Post History
The question alludes to at least three correlated, but quite distinct dimensions. Objectivity/subjectivity Room for model's creativity (information theoretical) Crispness of the boundary betwe...
Answer
#1: Initial revision
The question alludes to at least three correlated, but quite distinct dimensions. * Objectivity/subjectivity * Room for model's creativity (information theoretical) * Crispness of the boundary between "correct" and "incorrect" productions.

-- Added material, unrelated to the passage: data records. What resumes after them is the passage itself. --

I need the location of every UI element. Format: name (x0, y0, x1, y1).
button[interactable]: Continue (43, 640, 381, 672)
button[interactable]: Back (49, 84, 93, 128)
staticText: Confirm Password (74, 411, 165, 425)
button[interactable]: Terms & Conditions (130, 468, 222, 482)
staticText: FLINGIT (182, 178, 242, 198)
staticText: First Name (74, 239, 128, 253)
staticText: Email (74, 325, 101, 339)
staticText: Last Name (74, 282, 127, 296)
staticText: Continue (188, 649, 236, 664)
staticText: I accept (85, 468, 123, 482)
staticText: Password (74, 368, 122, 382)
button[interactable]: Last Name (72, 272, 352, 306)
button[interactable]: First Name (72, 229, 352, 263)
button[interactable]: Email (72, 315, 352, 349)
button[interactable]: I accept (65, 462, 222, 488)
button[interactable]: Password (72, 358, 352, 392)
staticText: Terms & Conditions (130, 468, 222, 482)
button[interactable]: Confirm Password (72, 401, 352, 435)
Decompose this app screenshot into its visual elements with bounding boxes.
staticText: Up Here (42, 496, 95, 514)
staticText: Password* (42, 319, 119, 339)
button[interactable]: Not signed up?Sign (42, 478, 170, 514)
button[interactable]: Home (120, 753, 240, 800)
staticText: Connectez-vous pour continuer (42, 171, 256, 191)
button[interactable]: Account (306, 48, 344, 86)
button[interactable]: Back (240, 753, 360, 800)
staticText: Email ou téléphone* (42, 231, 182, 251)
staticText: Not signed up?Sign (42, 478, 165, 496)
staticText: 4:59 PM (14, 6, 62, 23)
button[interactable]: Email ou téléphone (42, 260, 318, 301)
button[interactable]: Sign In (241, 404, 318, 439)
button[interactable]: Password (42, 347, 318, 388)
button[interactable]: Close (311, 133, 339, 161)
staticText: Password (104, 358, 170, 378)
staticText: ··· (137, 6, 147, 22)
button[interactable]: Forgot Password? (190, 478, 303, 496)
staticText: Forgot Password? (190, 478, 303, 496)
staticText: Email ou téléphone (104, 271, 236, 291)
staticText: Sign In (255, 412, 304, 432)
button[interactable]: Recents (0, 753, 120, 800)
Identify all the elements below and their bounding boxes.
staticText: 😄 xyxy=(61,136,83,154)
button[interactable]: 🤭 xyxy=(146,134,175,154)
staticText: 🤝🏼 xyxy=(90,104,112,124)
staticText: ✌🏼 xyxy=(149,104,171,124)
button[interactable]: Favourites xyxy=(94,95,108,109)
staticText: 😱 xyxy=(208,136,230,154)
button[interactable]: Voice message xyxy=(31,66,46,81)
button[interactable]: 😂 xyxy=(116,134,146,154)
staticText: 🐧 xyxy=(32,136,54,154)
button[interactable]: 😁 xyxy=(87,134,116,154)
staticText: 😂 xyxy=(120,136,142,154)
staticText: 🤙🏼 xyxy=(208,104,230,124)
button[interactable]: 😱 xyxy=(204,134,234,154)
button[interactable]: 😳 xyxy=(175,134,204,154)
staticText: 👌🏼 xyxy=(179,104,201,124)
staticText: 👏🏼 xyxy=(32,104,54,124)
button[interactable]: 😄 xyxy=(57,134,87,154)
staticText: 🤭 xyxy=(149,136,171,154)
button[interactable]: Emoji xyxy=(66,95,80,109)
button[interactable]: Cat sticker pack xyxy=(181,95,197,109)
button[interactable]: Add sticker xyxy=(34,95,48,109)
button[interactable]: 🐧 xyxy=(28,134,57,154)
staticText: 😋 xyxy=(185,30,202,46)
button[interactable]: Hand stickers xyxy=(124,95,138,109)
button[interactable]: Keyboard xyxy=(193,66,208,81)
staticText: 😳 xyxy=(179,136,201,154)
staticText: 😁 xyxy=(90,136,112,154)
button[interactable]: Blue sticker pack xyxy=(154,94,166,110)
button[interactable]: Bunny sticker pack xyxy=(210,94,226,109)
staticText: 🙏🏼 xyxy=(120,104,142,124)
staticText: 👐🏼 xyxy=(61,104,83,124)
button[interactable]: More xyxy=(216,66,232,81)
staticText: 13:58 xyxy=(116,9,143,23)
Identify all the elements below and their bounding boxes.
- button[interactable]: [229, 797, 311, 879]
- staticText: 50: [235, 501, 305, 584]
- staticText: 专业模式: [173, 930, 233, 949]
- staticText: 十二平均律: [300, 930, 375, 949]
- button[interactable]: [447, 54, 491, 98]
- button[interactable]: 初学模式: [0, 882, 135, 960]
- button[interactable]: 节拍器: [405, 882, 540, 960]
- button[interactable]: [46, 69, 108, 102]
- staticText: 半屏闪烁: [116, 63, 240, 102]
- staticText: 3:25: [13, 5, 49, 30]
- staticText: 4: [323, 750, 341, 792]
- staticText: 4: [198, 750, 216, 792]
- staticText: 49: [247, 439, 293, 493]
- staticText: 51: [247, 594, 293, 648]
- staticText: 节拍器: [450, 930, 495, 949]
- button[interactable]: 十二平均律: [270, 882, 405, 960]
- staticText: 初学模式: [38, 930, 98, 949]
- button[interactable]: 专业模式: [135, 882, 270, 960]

To define them, introduce an additional agent, perhaps a human, acting as a **referee**. The referee observes of the interaction between the prompt and the model's production and eventually marks the model's performance with a percentage of "correctness": 0 for an incorrect production, 100 for a correct production. **Crispness** of correctness - Crisp (black-and-white) prompts will mostly solicit productions scored **0 or 100**. Fuzzy (gray area) prompts will mostly solicit productions scored **somewhere in between**. There's no single most popular measure of fuzziness, but you could pick one from literature or invent your own. **Room for creativity** - For a crisp prompt, define this as the logarithm of the **number** of 100% correct productions for a given prompt. For a fuzzy prompt, you might need something like weighted entropy and/or a "minimum correctness cut-off threshold". **Objectivity/subjectivity** seems to relate to a **population** of referees. An objective prompt will solicit correlated marks from different referees, whereas for a subjective prompt, it's conceivable that different referees will prefer different productions. Ultimately, you can measure that correlation. But the concept is population-dependent. It's not unusual to see one of those dimensions used as a proxy for another. If the competitors are people and not language models, and you need a very high degree of objectivity, it often helps if all the prompts are crisp and the room for creativity is zero - that is, if each prompt has exactly one correct production. Such limitations don't deliver any objectivity in themselves, but they make it easier to evaluate objectivity using a population of assessors. I'm afraid that none of those three dimensions are of primarily linguistic nature, or at least I cannot quite see the connection (and a better answer might be able to point one out).